姉の婚約者はワルイ男
第7章 ワルイ男と初めての
「わたし、松葉さんのことワルイ男だとずっと思ってたんですよね」
次にあの男に会ったときに、わたしがふと漏らしてしまったことだった。
「へえ。そうだよね。俺のこと芝池さんの婚約者だとずっと思ってたんだもんね」
「その言い方やめてもらっていいですか」
「そうだよね。
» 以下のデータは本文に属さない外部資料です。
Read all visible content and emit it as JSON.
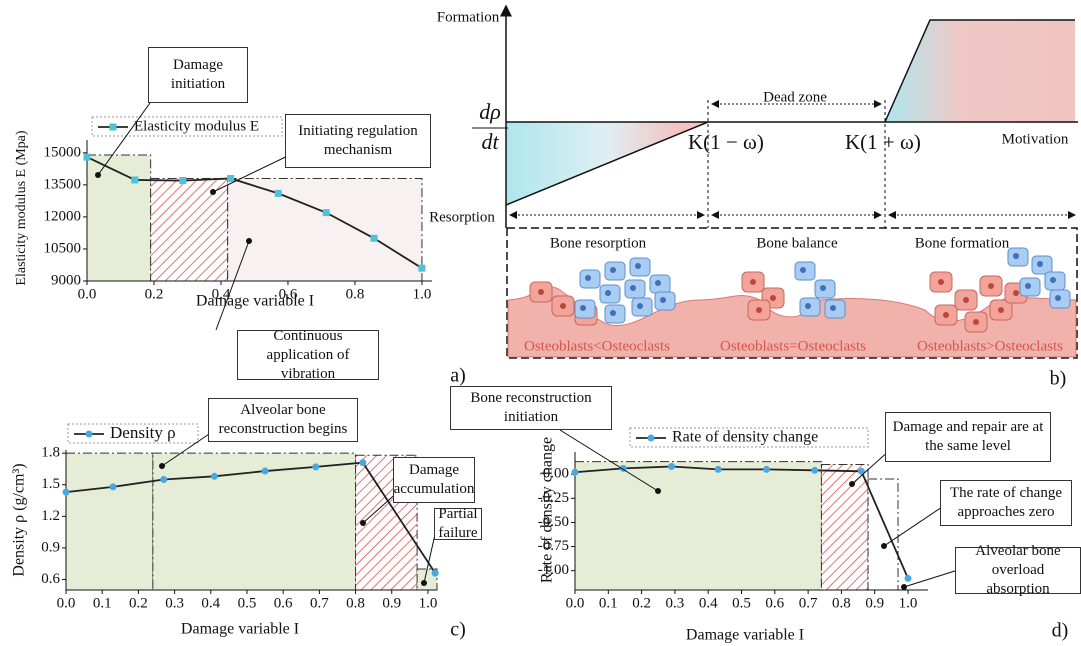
{
  "chart_data": [
    {
      "type": "line",
      "panel": "a)",
      "x_label": "Damage variable I",
      "y_label": "Elasticity modulus E (Mpa)",
      "x": [
        0,
        0.143,
        0.286,
        0.429,
        0.571,
        0.714,
        0.857,
        1
      ],
      "series": [
        {
          "name": "Elasticity modulus E",
          "color": "#4fc1d9",
          "line_color": "#222",
          "marker": "square",
          "values": [
            14800,
            13730,
            13700,
            13800,
            13100,
            12200,
            11000,
            9600
          ]
        }
      ],
      "xlim": [
        0,
        1.03
      ],
      "ylim": [
        9000,
        15600
      ],
      "xticks": [
        {
          "value": 0,
          "label": "0.0"
        },
        0.2,
        0.4,
        0.6,
        0.8,
        {
          "value": 1,
          "label": "1.0"
        }
      ],
      "yticks": [
        9000,
        10500,
        12000,
        13500,
        15000
      ],
      "annotations": [
        "Damage initiation",
        "Initiating regulation mechanism",
        "Continuous application of vibration"
      ],
      "regions": [
        {
          "x": [
            0,
            0.19
          ],
          "top": 14900,
          "fill": "#e5edd7",
          "hatch": false
        },
        {
          "x": [
            0.19,
            0.42
          ],
          "top": 13800,
          "fill": "#ffffff",
          "hatch": true
        },
        {
          "x": [
            0.42,
            1
          ],
          "top": 13800,
          "fill": "#f8f1f1",
          "hatch": false
        }
      ]
    },
    {
      "type": "line",
      "panel": "c)",
      "x_label": "Damage variable I",
      "y_label": "Density ρ (g/cm³)",
      "x": [
        0,
        0.13,
        0.27,
        0.41,
        0.55,
        0.69,
        0.82,
        1.02
      ],
      "series": [
        {
          "name": "Density ρ",
          "color": "#4aa8e0",
          "line_color": "#222",
          "marker": "circle",
          "values": [
            1.43,
            1.48,
            1.55,
            1.58,
            1.63,
            1.67,
            1.71,
            0.66
          ]
        }
      ],
      "xlim": [
        0,
        1.025
      ],
      "ylim": [
        0.5,
        1.83
      ],
      "xticks": [
        {
          "value": 0,
          "label": "0.0"
        },
        0.1,
        0.2,
        0.3,
        0.4,
        0.5,
        0.6,
        0.7,
        0.8,
        0.9,
        {
          "value": 1,
          "label": "1.0"
        }
      ],
      "yticks": [
        0.6,
        0.9,
        1.2,
        1.5,
        1.8
      ],
      "annotations": [
        "Alveolar bone reconstruction begins",
        "Damage accumulation",
        "Partial failure"
      ],
      "regions": [
        {
          "x": [
            0,
            0.24
          ],
          "top": 1.8,
          "fill": "#e5edd7",
          "hatch": false
        },
        {
          "x": [
            0.24,
            0.8
          ],
          "top": 1.8,
          "fill": "#e5edd7",
          "hatch": false
        },
        {
          "x": [
            0.8,
            0.97
          ],
          "top": 1.78,
          "fill": "#ffffff",
          "hatch": true
        },
        {
          "x": [
            0.97,
            1.025
          ],
          "top": 0.7,
          "fill": "#e5edd7",
          "hatch": false
        }
      ]
    },
    {
      "type": "line",
      "panel": "d)",
      "x_label": "Damage variable I",
      "y_label": "Rate of density change",
      "x": [
        0,
        0.145,
        0.29,
        0.43,
        0.575,
        0.72,
        0.86,
        1
      ],
      "series": [
        {
          "name": "Rate of density change",
          "color": "#4aa8e0",
          "line_color": "#222",
          "marker": "circle",
          "values": [
            0.02,
            0.06,
            0.08,
            0.05,
            0.05,
            0.04,
            0.03,
            -1.08
          ]
        }
      ],
      "xlim": [
        0,
        1.06
      ],
      "ylim": [
        -1.2,
        0.23
      ],
      "xticks": [
        {
          "value": 0,
          "label": "0.0"
        },
        0.1,
        0.2,
        0.3,
        0.4,
        0.5,
        0.6,
        0.7,
        0.8,
        0.9,
        {
          "value": 1,
          "label": "1.0"
        }
      ],
      "yticks": [
        {
          "value": 0,
          "label": "0.00"
        },
        -0.25,
        {
          "value": -0.5,
          "label": "-0.50"
        },
        -0.75,
        {
          "value": -1,
          "label": "-1.00"
        }
      ],
      "annotations": [
        "Bone reconstruction initiation",
        "Damage and repair are at the same level",
        "The rate of change approaches zero",
        "Alveolar bone overload absorption"
      ],
      "regions": [
        {
          "x": [
            0,
            0.74
          ],
          "top": 0.13,
          "fill": "#e5edd7",
          "hatch": false
        },
        {
          "x": [
            0.74,
            0.88
          ],
          "top": 0.1,
          "fill": "#ffffff",
          "hatch": true
        },
        {
          "x": [
            0.88,
            0.97
          ],
          "top": -0.05,
          "fill": "#ffffff",
          "hatch": false
        }
      ]
    }
  ],
  "diagram": {
    "panel": "b)",
    "top_label": "Formation",
    "bottom_label": "Resorption",
    "y_numerator": "dρ",
    "y_denominator": "dt",
    "x_label": "Motivation",
    "dead_zone": "Dead zone",
    "threshold_low": "K(1 − ω)",
    "threshold_high": "K(1 + ω)",
    "stages": [
      "Bone resorption",
      "Bone balance",
      "Bone formation"
    ],
    "states": [
      "Osteoblasts<Osteoclasts",
      "Osteoblasts=Osteoclasts",
      "Osteoblasts>Osteoclasts"
    ]
  }
}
婚約者いるのに柚葉ちゃんにいろいろちょっかい出して、俺ワルイ男だったんだね」
「だから誤解だったって言ってるじゃないですか」
いつまでも拗ねた様子を見せられると、さすがに面倒くさくなってくる。
今まではそうだったのに、今はそれほど嫌な気分にはならなかった。
「今まで俺のことワルイ男だと思ってたから、避けてた部分あるでしょ?もう避ける理由がないよね」
「それとこれとは話が別です」
「ということで、柚葉ちゃんをデートに誘いたいんだけど」
あれから変わったことが一つある。
この男がわたしのことを名前で呼ぶことが増えたこと。
以前は“キミ”と呼ばれることがほとんどで、ときどき名前呼びだった。
それが今では名前呼びが当たり前になってきている。